The scientists used prior ethnographic research to plot the changes in social stratification and the use of ritual sacrifice. Cultures that featured human sacrifice were more likely to be strongly stratified. More egalitarian cultures were less likely to use sacrifice.
Their analysis also showed the two cultural phenomena co-evolved. Ritual sacrifice ensured that socially stratified cultures would remain so.
Though methods of sacrifice varied across Austronesia cultures — burning, drowning, strangulation, bludgeoning, live burial, decapitation — the victims and perpetrators were largely the same. Those killed were typically of low social status, often slaves.

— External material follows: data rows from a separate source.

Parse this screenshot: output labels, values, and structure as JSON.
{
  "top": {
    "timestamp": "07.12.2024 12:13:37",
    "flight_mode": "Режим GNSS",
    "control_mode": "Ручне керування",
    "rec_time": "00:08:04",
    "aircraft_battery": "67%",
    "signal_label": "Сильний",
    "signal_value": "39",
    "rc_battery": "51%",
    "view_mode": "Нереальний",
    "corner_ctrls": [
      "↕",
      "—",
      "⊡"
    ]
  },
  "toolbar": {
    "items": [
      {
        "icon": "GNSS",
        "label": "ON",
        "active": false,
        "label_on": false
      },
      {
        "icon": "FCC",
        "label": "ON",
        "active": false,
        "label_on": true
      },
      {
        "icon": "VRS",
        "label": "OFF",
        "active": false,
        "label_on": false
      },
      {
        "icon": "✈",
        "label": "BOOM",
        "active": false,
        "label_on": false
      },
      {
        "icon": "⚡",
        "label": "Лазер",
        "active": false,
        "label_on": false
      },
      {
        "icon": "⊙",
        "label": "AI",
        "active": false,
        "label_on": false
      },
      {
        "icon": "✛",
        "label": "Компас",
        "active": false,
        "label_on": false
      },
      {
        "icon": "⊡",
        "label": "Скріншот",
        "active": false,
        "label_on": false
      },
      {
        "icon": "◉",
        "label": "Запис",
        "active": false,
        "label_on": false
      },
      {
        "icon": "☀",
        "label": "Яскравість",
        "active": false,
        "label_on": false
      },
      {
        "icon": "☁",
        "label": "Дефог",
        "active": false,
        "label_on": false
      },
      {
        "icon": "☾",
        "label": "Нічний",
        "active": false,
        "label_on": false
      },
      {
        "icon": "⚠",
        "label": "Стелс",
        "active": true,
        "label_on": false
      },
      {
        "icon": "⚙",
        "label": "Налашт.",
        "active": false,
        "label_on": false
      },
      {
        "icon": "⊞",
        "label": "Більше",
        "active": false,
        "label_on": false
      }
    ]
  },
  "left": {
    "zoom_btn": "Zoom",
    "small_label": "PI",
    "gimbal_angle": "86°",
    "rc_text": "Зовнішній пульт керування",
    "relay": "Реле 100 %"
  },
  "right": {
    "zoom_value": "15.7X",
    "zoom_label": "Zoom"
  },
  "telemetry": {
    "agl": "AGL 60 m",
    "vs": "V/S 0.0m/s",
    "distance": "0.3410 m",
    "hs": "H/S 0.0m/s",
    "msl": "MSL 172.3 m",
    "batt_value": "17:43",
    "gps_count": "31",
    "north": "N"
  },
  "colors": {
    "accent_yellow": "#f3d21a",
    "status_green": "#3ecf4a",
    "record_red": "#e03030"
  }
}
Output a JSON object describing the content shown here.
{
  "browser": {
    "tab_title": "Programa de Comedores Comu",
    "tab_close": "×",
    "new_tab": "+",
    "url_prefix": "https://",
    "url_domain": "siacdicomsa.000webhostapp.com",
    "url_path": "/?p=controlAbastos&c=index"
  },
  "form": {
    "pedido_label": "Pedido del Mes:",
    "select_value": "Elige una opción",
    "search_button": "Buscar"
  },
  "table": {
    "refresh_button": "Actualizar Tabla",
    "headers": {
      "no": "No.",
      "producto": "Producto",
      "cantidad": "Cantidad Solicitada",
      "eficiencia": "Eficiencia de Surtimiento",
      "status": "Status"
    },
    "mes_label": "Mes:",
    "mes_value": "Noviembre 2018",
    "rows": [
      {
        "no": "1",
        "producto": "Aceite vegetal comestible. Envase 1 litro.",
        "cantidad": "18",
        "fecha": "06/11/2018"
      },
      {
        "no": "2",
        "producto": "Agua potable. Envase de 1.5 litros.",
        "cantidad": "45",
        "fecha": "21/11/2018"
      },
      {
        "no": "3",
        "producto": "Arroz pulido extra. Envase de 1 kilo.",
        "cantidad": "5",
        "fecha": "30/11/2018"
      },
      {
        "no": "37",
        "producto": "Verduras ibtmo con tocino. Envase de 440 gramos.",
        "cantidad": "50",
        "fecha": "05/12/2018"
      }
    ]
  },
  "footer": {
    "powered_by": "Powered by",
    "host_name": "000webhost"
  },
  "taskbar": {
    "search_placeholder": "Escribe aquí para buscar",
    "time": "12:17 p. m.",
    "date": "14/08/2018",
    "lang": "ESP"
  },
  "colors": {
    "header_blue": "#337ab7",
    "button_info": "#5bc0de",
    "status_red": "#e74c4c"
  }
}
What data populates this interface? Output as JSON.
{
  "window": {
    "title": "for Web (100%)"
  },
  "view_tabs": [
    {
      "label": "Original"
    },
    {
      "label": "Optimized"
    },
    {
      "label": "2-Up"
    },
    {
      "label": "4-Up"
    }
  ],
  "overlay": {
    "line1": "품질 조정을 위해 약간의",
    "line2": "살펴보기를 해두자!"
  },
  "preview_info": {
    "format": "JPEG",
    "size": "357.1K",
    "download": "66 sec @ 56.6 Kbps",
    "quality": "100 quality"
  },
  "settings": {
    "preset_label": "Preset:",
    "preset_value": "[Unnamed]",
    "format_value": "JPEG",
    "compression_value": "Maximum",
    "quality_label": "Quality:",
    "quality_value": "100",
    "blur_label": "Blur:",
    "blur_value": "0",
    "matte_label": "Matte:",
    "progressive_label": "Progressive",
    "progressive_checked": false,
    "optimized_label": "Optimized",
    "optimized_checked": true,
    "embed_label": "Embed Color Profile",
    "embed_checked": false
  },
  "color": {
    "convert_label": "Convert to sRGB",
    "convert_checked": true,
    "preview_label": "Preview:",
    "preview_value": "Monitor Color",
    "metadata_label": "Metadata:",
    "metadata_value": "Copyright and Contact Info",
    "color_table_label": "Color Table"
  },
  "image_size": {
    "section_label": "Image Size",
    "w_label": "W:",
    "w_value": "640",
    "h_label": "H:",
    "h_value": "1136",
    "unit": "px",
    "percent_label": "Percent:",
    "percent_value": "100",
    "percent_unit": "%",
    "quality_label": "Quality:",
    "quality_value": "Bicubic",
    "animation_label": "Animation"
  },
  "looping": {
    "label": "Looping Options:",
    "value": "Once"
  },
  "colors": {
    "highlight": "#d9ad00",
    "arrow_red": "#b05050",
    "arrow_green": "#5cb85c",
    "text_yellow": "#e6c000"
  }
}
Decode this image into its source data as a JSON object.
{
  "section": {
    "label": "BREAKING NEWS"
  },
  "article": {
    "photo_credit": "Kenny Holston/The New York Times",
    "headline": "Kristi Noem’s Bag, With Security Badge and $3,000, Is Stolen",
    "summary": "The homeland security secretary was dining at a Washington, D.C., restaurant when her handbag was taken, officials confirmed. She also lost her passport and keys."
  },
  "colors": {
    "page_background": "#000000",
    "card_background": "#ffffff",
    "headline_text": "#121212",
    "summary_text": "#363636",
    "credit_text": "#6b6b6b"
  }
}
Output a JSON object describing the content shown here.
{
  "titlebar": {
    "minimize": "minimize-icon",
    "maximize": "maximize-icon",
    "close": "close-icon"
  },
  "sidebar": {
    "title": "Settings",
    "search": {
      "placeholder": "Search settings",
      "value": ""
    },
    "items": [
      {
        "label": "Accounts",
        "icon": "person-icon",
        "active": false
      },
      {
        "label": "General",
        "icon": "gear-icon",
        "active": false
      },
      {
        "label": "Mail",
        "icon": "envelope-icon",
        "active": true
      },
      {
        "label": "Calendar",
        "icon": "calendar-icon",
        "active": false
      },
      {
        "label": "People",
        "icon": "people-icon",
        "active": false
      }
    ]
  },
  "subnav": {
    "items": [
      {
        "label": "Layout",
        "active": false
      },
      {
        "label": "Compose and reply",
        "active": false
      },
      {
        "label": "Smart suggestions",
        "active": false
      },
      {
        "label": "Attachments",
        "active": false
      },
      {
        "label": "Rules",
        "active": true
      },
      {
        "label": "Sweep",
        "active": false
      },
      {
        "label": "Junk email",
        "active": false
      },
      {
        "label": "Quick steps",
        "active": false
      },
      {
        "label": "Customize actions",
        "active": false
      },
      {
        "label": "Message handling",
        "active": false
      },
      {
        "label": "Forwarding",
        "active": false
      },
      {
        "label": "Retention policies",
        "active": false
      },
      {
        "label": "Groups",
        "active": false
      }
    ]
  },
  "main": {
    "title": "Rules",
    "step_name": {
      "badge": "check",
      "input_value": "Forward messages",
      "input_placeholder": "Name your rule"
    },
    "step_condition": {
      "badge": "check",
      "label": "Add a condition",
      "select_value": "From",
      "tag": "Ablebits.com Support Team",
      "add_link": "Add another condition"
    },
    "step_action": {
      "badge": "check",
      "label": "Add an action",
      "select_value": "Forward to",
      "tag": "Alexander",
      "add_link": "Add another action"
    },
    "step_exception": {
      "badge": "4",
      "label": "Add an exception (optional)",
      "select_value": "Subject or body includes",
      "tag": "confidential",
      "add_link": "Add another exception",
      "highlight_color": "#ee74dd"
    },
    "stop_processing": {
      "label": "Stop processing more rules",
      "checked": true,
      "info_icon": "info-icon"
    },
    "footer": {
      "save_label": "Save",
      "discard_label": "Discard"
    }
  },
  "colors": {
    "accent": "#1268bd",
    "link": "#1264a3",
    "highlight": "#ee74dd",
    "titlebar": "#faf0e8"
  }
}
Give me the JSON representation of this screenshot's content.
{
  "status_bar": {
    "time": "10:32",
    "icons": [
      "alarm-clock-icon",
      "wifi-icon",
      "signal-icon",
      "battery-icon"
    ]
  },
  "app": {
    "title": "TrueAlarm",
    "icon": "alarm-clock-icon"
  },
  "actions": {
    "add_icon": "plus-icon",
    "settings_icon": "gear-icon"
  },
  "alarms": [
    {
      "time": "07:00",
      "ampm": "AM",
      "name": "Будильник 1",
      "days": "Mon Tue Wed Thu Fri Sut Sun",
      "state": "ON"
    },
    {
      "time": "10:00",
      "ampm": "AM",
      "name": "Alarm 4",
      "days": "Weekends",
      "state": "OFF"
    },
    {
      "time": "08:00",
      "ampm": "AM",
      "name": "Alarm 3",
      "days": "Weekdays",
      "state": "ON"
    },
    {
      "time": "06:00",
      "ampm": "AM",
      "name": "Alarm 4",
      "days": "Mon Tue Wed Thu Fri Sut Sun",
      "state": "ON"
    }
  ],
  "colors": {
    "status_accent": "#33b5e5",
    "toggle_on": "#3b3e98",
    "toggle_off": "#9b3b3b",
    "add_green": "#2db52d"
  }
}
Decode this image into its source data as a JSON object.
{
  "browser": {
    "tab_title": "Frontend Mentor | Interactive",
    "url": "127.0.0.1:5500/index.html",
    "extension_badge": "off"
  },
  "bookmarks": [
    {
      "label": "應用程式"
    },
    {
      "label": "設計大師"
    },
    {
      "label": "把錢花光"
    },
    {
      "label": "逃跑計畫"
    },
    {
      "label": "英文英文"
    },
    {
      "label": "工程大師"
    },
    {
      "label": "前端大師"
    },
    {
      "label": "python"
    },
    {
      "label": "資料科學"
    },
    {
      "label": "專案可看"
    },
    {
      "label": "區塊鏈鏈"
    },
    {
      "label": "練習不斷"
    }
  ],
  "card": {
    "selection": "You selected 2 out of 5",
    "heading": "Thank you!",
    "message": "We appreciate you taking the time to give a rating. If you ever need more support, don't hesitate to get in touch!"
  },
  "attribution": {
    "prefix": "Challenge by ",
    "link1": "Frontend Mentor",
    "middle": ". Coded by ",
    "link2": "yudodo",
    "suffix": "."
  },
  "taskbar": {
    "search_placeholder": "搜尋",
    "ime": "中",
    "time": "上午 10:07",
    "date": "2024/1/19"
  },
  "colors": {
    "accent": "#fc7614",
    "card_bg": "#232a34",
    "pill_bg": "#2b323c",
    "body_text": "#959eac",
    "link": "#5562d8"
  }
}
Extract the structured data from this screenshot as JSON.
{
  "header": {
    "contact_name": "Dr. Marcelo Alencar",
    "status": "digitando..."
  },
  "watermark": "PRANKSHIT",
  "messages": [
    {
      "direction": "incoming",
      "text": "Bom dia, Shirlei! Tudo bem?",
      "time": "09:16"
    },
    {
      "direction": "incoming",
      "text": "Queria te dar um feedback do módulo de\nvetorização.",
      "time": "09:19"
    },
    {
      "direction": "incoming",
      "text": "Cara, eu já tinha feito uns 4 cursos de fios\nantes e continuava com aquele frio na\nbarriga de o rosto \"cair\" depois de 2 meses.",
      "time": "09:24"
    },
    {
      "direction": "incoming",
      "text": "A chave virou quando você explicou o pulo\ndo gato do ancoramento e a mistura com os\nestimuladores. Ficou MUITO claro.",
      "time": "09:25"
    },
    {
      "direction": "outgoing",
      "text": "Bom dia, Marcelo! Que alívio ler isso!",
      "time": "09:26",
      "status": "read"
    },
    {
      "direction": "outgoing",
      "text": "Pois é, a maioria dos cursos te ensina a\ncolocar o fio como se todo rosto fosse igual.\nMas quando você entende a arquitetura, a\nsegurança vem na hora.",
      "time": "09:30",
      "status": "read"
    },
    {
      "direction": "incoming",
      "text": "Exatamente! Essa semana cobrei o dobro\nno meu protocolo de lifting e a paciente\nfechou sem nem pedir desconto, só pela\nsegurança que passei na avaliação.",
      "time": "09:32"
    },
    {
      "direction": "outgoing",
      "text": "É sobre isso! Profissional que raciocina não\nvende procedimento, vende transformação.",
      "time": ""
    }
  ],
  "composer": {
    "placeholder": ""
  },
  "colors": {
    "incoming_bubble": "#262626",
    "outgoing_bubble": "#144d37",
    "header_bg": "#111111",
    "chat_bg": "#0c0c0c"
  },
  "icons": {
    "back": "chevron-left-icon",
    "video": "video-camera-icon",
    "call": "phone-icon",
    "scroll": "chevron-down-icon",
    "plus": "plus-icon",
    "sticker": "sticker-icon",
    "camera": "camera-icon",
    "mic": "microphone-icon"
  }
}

The perpetrators were mostly of high stature, chiefs or priests.
“By using human sacrifice to punish taboo violations, demoralize the underclass and instill fear of social elites, power elites were able to maintain and build social control,” researcher Joseph Watts, a professor at the University of Auckland’s School of Psychology, explained in a news release.
Watts is the lead author of new paper on the findings, published this week in the journal Nature.
“Human sacrifice provided a particularly effective means of social control because it provided a supernatural justification for punishment,” added co-author Russell Gray. “Rulers, such as priests and chiefs, were often believed to be descended from gods and ritual human sacrifice was the ultimate demonstration of their power.”
Computer models helped Watts, Gray and their colleagues decipher the order of evolutionary changes and determine that changes in ritual sacrifice preceded social change — not the other way around.
“What we found was that sacrifice was the driving force, making societies more likely to adopt high social status and less likely to revert to egalitarian social structure,” said co-author Quentin Atkinson.